2.2. Bevordering autonomie koninkrijkspartners

Artikel 2 richt zich op het verder ontwikkelen van de autonomie van de landen Aruba, Curaçao en Sint Maarten. Dit wordt onder andere vormgegeven door de samenwerkingsprogramma’s en de voltooiing van het staatkundige proces. De volgende instrumenten leveren hier een bijdrage aan:

  • pensioenen;

  • samenwerkingsprogramma’s;

  • schuldsanering en lopende inschrijving.

Inkomensoverdracht

Pensioenen

Conform de vaste verrekenkoersregeling voor de voormalig Nederlands-Antilliaanse en Arubaanse pensioenen worden de voor pensioengerechtigden nadelige koersverschillen als gevolg van wisselkoersfluctuatie tussen de Antilliaanse gulden (NAf) en de euro gecompenseerd uit begrotingshoofdstuk IV.

Bijdragen aan (inter)nationale organisaties

Samenwerkingsprogramma’s

De autonome landen binnen het Koninkrijk zijn op basis van het Statuut zelf verantwoordelijk voor goed bestuur, rechtszekerheid, economische ontwikkeling, onderwijs en overheidsfinanciën.

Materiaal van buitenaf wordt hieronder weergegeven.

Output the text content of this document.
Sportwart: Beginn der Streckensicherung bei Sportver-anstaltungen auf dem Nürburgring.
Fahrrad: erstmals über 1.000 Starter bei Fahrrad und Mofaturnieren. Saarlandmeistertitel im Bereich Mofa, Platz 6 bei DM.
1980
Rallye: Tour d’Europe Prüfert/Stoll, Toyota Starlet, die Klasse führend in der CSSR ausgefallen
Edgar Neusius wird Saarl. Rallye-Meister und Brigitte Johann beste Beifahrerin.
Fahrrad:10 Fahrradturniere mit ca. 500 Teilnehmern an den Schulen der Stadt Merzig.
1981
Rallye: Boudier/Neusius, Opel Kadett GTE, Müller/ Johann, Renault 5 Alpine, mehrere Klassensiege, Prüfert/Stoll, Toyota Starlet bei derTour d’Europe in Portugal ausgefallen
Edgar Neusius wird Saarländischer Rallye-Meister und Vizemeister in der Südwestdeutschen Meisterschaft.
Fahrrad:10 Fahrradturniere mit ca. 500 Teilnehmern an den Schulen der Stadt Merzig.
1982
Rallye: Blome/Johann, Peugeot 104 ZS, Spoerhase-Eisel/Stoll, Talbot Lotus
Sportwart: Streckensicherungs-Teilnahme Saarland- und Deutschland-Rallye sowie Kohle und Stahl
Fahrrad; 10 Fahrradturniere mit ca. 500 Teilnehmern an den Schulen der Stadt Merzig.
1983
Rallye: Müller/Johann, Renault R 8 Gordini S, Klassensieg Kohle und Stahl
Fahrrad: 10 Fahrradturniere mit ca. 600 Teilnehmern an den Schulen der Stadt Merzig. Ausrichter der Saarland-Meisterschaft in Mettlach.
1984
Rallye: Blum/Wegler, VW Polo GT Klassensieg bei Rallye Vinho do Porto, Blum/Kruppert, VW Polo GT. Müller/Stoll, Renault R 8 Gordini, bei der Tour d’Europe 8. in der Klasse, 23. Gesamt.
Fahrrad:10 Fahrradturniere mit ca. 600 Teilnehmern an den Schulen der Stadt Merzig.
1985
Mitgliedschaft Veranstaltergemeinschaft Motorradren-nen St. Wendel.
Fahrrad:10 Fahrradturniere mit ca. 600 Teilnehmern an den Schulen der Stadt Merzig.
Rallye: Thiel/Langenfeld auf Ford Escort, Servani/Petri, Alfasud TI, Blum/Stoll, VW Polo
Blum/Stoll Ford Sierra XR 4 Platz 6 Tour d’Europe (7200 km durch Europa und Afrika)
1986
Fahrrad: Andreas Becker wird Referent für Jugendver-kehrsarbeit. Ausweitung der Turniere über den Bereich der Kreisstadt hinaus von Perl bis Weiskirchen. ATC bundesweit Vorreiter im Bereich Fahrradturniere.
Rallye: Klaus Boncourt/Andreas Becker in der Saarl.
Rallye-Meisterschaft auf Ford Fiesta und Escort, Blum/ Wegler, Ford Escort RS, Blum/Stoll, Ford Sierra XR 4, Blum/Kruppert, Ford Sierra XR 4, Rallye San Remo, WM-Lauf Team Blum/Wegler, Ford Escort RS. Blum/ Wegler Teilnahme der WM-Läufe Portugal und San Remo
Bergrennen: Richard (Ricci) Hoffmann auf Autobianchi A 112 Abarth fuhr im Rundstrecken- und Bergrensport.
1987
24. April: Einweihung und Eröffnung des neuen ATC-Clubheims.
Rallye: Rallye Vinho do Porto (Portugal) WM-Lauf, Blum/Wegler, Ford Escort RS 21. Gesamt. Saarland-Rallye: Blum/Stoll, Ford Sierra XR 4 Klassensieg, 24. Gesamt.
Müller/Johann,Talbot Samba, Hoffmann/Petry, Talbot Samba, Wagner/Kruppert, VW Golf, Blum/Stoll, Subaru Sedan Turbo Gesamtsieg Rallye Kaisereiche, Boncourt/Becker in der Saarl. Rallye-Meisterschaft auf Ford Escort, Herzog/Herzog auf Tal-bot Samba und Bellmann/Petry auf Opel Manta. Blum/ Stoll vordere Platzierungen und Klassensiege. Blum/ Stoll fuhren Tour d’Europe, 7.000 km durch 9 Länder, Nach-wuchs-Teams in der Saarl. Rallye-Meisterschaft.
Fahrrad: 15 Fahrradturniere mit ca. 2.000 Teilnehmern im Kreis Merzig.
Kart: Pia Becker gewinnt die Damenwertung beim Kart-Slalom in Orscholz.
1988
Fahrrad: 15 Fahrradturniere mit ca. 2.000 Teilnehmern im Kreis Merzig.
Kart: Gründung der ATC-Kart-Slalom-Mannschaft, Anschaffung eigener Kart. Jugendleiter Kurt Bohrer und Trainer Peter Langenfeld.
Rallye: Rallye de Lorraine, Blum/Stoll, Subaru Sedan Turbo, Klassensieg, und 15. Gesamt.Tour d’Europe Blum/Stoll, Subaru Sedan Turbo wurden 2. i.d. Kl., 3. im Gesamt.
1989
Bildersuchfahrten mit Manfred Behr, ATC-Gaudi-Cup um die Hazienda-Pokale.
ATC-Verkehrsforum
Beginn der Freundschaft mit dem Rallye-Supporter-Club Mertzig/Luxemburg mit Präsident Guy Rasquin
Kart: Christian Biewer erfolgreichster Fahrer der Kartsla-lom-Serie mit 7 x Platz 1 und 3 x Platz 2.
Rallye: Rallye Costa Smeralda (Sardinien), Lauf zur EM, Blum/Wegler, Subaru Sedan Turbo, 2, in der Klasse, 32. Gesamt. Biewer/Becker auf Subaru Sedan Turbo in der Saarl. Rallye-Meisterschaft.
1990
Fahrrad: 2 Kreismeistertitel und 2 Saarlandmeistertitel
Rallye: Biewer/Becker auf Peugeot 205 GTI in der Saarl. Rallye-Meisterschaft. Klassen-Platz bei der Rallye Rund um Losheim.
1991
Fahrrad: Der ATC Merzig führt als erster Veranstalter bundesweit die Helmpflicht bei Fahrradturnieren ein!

In de afgelopen jaren was het samenwerkingsbeleid voor Curaçao en Sint Maarten erop gericht om de landen te ondersteunen bij het verwezenlijken van hun verantwoordelijkheden op deze terreinen. In de aanloop naar de nieuwe staatkundige verhoudingen op 10 oktober 2010 is daarom onder meer door middel van schuldsanering toegewerkt naar een betere financiële startpositie. Hierdoor kon het samenwerkingsbeleid worden afgebouwd. De samenwerkingsprogramma's worden gesubsidieerd via de Stichting Ontwikkeling Nederlandse Antillen (SONA) en de Antilliaanse Medefinancieringsorganisatie (AMFO).

De beëindiging van het samenwerkingsbeleid via Fondo Desaroyo Aruba (FDA) is in februari 2012 door Aruba en Nederland vastgesteld op eind 2015. Medio 2013 zijn tussen Nederland en Aruba concrete afspraken gemaakt over een verantwoorde afronding en afwikkeling van de projecten die in het kader van de samenwerking met Aruba zijn uitgevoerd. In 2014 zal hier verdere uitvoering aan worden gegeven.

De onder SONA vallende programma’s zijn:

  • Onderwijs en Jongeren samenwerkingsprogramma (OJSP)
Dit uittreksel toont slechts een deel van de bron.